Abstract

The implications of the energy deposition of neutral hydrogen irradiation on biomolecules is important to understand cell damage by heavy ions in radiotherapy and dosimetry. In this work, we study the energy loss of hydrogen atoms incidents on the glycine molecules in gas phase at low collision energy, based on the Density-Functional Tight-Binding (DFTB) and the Electron-Nuclear Dynamics (END) theories. DFTB is a quantum-classical molecular dynamics approach on a ground state surface, valid at low collision energy while END is an ab initio quantum chemistry approach that includes electronic excitations at the random phase approximation level and accounts for electron and nuclear couplings. These approaches have an overlap collision energy region from 10 to 100 eV, where our results complement fairly well to each other.

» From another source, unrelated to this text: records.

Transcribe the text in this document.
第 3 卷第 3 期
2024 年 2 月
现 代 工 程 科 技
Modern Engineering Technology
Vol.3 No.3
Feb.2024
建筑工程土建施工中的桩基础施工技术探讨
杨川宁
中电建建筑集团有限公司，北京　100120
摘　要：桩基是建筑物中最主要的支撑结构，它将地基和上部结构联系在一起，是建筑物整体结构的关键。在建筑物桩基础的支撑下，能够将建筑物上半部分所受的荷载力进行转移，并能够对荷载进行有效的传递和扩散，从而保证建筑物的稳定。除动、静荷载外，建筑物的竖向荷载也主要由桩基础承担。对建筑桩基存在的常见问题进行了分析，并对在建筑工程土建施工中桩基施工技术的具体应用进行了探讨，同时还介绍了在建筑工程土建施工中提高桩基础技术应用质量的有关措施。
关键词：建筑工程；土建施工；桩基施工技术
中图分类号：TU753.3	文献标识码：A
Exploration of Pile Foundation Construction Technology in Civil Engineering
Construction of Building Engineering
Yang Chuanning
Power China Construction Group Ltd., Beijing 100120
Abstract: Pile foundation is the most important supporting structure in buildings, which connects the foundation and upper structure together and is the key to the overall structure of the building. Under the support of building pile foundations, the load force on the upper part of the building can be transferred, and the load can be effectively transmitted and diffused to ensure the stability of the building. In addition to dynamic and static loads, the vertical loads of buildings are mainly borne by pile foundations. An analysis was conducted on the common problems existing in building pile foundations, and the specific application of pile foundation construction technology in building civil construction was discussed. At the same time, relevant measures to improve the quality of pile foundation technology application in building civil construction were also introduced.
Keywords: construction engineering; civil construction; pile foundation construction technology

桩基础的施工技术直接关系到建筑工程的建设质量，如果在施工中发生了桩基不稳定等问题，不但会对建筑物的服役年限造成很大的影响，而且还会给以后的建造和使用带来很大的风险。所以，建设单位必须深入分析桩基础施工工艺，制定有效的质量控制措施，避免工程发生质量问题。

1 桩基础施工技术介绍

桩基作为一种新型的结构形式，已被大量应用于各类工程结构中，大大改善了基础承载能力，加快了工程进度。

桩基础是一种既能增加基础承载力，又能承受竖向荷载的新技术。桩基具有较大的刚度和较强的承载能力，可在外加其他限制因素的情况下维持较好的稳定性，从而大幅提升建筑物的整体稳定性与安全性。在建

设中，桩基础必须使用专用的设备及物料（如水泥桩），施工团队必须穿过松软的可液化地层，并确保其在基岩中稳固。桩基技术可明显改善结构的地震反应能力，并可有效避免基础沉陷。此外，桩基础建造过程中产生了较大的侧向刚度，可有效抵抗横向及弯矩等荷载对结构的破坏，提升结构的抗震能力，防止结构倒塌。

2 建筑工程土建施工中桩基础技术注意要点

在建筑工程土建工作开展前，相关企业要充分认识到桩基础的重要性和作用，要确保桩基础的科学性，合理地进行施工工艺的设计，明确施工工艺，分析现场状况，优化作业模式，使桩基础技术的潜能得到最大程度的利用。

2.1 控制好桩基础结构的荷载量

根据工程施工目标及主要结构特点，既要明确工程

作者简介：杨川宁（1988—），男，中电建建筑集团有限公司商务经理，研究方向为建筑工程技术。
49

We find that the electronic energy loss (stopping cross-section) shows a linear velocity dependence with a threshold at a hydrogen velocity of 0.01414 a. u. Corresponding to around 5 eV and 1 eV for the END and DFTB results, respectively. The ro-vibrational and nuclear energy loss become significant producing the main contributions to the energy loss. Finally, we compare to SRIM results showing that it neglects chemical bonding, as well as the ro-vibrational contributions at low collision energy such that it underestimates the energy loss and does not account for threshold effects. Our results shed light on the importance of ro-vibrational chemical processes at low collision energies when describing the energy loss of heavy ions when interacting with molecules.